Think about that for a minute: each of things Bradshaw that lists right there in that
passage I just read you was no doubt going on in that Corinthian church—the
perfectionism around the perfect beliefs, the power play going on between different
elements of that church, the control some wanted to wield over others, and the
judgment each side was laying on each other—and, of course, the criticism and blame
slung about that community in this first century “fight to the finish.”  But these
dysfunctional ways of beings don’t just happen in church families—they also happen in
our own families and I suspect there is not a person in this room that, with some time,
that couldn’t eventually trace out some of the ways that shame has wrecked a
destructive path through their home and family.  Shame makes parents over indulge
their kids, or maybe even ignore them; shame makes people buy houses they can’t
afford, and take on debt they cannot carry easily, and shame, if Bradshaw is right, is at
the root of so many of the addictions that wreck havoc on our families and friends.  

What is the solution for this disease within us, and sometimes within our own Christian
communities?  I actually think the solution is at least partially found in taking Paul’s
advice seriously here, that in our weaknesses, in our failures, in our many moments of
not measuring up, of not being smart enough, strong enough, wealthy enough, secure
enough, it is in those moments that God can show us that in our worst times we are
often at our best, that in those moments of losing everything, we can gain back the
world, and that God can take a moment when we too felt we had been crucified, and
God can make that moment into something else, make it into a moment of resurrection.  

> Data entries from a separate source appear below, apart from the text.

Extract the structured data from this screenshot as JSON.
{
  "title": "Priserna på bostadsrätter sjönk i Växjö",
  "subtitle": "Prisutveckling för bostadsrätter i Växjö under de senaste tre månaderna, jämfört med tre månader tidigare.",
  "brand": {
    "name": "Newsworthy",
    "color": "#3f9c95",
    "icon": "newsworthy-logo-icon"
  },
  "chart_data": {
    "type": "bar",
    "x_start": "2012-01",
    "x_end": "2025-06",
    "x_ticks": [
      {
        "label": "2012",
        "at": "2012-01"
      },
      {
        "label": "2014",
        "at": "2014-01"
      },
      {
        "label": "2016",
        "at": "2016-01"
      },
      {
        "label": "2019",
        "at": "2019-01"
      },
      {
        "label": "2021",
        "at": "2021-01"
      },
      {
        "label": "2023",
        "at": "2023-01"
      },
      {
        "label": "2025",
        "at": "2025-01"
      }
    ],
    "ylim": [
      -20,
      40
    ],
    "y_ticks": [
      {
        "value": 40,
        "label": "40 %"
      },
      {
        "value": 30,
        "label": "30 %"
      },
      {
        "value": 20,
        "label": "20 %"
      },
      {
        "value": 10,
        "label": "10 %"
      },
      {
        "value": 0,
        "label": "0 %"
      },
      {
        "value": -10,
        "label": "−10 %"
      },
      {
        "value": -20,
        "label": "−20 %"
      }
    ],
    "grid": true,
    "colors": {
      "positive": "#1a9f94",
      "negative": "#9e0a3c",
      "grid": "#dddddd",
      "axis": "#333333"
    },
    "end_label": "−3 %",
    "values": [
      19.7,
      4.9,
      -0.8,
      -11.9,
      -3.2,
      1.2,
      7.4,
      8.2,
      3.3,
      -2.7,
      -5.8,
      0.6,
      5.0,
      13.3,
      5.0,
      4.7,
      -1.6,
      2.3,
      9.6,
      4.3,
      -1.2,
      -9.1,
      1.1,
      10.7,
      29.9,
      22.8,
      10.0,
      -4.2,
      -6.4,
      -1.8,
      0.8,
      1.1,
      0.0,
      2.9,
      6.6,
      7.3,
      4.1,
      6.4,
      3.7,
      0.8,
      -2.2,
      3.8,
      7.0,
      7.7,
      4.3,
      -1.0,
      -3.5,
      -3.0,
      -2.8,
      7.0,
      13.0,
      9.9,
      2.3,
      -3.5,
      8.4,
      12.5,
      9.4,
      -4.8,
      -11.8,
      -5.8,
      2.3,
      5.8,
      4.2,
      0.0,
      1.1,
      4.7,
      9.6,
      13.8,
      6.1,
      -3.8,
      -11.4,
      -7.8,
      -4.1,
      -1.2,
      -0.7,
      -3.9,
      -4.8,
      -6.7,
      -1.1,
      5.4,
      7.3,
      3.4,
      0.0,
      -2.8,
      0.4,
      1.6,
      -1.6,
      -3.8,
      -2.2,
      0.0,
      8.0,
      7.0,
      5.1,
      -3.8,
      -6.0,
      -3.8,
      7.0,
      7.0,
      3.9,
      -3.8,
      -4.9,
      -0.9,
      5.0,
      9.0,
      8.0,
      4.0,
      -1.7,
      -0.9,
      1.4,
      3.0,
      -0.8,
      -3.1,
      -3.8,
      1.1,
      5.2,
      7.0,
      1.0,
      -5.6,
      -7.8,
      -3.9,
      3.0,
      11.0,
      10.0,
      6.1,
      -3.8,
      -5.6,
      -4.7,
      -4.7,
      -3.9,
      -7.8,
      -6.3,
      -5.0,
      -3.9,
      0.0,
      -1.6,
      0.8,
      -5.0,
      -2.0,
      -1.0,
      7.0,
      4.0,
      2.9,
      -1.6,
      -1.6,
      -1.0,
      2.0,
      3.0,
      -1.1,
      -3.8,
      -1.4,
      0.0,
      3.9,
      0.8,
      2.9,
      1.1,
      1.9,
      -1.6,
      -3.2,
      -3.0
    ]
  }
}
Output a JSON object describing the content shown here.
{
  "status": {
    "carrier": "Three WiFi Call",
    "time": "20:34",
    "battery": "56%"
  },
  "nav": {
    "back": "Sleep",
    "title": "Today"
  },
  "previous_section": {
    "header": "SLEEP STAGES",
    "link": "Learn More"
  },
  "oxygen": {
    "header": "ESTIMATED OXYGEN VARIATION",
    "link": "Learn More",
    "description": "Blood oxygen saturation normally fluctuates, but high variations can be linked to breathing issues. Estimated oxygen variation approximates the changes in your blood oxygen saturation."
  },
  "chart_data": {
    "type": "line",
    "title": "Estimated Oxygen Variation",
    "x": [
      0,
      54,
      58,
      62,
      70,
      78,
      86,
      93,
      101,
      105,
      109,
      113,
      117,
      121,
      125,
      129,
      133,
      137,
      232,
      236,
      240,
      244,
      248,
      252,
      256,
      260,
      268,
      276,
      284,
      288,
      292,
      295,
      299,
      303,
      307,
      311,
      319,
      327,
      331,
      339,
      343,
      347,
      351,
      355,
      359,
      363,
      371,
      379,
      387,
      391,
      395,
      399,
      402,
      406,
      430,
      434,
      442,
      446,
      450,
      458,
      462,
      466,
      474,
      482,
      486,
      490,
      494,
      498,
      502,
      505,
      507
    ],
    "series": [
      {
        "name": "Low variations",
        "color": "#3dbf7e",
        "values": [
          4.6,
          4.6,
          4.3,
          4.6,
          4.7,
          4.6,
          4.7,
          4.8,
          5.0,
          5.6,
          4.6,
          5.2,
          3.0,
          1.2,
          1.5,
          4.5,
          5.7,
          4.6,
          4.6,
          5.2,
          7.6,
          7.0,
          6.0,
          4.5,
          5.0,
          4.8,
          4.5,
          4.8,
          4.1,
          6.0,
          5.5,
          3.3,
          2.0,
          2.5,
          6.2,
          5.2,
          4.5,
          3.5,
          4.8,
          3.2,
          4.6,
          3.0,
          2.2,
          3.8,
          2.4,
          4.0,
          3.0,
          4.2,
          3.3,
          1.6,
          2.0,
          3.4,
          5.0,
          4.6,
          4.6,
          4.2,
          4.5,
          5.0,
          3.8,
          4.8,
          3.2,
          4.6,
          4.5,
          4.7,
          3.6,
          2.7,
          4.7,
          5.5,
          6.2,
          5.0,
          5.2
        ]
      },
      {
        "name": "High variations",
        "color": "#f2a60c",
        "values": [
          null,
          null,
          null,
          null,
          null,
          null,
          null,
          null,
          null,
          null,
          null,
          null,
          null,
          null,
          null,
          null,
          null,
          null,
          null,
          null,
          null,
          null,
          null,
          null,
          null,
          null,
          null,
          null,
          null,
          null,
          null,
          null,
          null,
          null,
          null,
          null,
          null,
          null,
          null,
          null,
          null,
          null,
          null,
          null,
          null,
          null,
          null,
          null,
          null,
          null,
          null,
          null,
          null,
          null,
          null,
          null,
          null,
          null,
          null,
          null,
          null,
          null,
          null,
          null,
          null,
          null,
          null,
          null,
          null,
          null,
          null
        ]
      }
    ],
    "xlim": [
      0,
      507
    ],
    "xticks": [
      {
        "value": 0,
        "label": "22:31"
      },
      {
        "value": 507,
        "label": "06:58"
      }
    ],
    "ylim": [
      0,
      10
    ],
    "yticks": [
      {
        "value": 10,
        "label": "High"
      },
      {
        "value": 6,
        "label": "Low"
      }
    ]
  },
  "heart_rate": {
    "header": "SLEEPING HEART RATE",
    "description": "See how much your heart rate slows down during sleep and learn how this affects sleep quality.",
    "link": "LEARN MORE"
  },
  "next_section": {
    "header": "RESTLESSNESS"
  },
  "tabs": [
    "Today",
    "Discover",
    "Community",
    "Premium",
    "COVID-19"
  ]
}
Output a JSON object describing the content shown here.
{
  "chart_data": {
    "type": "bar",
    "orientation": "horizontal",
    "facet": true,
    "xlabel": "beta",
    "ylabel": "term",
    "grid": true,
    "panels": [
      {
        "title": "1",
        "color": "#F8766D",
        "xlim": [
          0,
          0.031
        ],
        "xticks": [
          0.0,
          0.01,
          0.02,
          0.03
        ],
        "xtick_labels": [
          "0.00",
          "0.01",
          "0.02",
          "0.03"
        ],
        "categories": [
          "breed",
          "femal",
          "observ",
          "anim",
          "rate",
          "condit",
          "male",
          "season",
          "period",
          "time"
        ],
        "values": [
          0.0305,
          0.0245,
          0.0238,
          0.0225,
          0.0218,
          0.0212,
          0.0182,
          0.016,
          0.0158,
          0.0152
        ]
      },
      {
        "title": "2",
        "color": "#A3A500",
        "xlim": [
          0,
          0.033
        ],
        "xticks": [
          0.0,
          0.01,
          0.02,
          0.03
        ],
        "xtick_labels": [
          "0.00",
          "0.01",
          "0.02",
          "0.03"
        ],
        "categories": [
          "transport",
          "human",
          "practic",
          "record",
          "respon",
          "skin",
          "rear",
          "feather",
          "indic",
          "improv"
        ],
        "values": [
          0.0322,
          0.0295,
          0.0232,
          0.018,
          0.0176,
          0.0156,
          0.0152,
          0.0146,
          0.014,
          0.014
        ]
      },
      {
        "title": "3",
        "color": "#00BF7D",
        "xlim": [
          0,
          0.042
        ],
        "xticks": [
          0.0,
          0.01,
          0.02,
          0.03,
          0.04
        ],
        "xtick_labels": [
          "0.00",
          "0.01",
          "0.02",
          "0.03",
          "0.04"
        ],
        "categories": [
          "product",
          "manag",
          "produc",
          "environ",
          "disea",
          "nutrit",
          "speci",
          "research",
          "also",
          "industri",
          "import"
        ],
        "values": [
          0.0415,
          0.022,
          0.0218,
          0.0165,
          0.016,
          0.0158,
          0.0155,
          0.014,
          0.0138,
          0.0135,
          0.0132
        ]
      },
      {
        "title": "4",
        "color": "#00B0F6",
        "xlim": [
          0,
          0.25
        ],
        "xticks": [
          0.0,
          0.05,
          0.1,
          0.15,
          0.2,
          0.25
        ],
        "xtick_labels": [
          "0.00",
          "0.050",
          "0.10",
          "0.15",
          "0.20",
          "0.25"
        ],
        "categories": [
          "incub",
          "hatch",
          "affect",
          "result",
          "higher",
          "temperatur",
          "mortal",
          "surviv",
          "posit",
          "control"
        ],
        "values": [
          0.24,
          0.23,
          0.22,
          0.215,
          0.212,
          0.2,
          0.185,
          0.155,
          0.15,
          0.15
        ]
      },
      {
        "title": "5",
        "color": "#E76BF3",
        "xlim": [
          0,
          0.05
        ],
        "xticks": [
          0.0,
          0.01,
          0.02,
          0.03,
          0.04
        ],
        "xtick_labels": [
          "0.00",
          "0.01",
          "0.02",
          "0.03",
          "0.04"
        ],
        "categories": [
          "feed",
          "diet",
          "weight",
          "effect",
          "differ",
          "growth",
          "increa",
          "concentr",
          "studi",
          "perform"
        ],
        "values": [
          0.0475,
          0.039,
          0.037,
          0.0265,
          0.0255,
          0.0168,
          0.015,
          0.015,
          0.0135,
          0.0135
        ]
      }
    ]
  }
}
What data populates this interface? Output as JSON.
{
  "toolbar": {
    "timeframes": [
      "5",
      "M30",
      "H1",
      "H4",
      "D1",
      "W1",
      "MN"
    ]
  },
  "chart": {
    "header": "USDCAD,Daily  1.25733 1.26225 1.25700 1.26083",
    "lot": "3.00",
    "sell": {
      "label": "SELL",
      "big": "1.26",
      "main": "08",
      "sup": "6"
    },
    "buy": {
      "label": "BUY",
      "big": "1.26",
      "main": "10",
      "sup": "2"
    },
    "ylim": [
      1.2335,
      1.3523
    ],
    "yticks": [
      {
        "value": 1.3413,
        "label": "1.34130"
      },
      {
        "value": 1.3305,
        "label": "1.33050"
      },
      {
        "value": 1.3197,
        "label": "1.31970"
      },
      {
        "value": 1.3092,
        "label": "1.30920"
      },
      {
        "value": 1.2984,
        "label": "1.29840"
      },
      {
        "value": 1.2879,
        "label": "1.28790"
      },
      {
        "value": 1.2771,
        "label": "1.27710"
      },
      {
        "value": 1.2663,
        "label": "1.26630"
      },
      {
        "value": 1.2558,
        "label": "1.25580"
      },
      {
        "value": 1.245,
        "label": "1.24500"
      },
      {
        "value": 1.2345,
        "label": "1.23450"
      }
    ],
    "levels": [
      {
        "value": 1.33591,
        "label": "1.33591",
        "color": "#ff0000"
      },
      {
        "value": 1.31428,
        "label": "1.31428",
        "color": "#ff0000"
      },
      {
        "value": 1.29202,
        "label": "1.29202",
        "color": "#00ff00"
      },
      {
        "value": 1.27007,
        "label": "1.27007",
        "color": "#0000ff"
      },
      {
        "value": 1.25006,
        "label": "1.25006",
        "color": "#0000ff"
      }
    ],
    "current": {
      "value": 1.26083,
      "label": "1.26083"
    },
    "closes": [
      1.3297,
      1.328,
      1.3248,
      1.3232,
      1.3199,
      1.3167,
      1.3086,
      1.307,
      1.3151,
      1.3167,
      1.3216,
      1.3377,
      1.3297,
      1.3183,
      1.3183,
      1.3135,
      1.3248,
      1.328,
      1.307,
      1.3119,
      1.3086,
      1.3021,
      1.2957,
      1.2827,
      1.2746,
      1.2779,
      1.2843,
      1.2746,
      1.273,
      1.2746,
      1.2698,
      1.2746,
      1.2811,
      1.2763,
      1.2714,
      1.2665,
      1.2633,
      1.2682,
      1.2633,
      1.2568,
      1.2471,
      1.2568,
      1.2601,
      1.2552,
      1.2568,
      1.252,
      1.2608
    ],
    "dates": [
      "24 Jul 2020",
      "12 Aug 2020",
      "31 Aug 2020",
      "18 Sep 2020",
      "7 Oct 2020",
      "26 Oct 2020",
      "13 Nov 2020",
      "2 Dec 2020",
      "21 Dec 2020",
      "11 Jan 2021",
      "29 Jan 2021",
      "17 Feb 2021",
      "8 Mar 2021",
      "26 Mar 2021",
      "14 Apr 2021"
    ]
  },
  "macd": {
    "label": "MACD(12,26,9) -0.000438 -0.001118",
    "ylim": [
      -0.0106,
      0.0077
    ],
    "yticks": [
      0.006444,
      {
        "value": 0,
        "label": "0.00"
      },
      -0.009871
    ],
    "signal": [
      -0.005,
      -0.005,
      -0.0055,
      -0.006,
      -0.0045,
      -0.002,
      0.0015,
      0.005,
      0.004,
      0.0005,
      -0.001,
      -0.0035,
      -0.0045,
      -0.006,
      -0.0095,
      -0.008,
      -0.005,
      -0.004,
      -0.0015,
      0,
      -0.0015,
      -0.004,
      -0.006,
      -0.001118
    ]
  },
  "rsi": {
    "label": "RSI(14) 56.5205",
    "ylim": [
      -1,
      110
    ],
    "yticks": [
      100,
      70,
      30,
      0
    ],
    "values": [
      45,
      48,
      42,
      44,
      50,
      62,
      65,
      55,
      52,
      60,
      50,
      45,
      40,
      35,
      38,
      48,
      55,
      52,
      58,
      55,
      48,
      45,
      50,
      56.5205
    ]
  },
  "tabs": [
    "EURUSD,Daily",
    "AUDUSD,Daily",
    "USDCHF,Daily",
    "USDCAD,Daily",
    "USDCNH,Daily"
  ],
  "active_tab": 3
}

God takes all those moments when we thought we were the mistake, those moments
when didn’t realize that we had just simply made a mistake, and makes them into a
moment of hope.  God is taking what is foolish in this world, the losers of the world, the
nobodies of this world, and making them winners, but in doing so God has changed the
very definitions of what it means to win and what it means to lose.  The philosopher
Friedrich Nietzsche once complained that Christianity was the religion of losers, and,
thankfully, he was right, though he certainly did not mean it as a compliment.  Shame
about losing and being a loser almost destroyed that church in Corinth, but Paul
reminds them that the Christ they follow wants them to let go of their shame and
embrace him, this one from Nazareth who has lost everything for their sake.  I like the
story that Ann Landers tells about a woman who was stark-naked and just about to step
into the shower when the doorbell rang. She hollered, "Who is it?" He shouted back,
"It's the blind man." She figured it was safe, so she opened the door. He looked at her
in shock and asked, "Where do you want me to hang these blinds, lady?"   (Ann
Landers, The Washington Post, October 13, 1998)  Now, that is where Lander’s story
ends, but I would add to it and I would end the story with the woman not slamming the
door, and running back to the bathroom, absolutely horrified that she was caught in the
nude, but, instead, I would have her pointing to the empty window, and saying, “right
over there.”  Now, I know that it makes less funny, but I think the point is that to live in
Christ is to choose to own the moments where we stumble, and believe that God will
make some good out of those moments, resurrection out of cross, and maybe we’ll
even get some window blinds out of a moment embarrassing vulnerability.  Amen.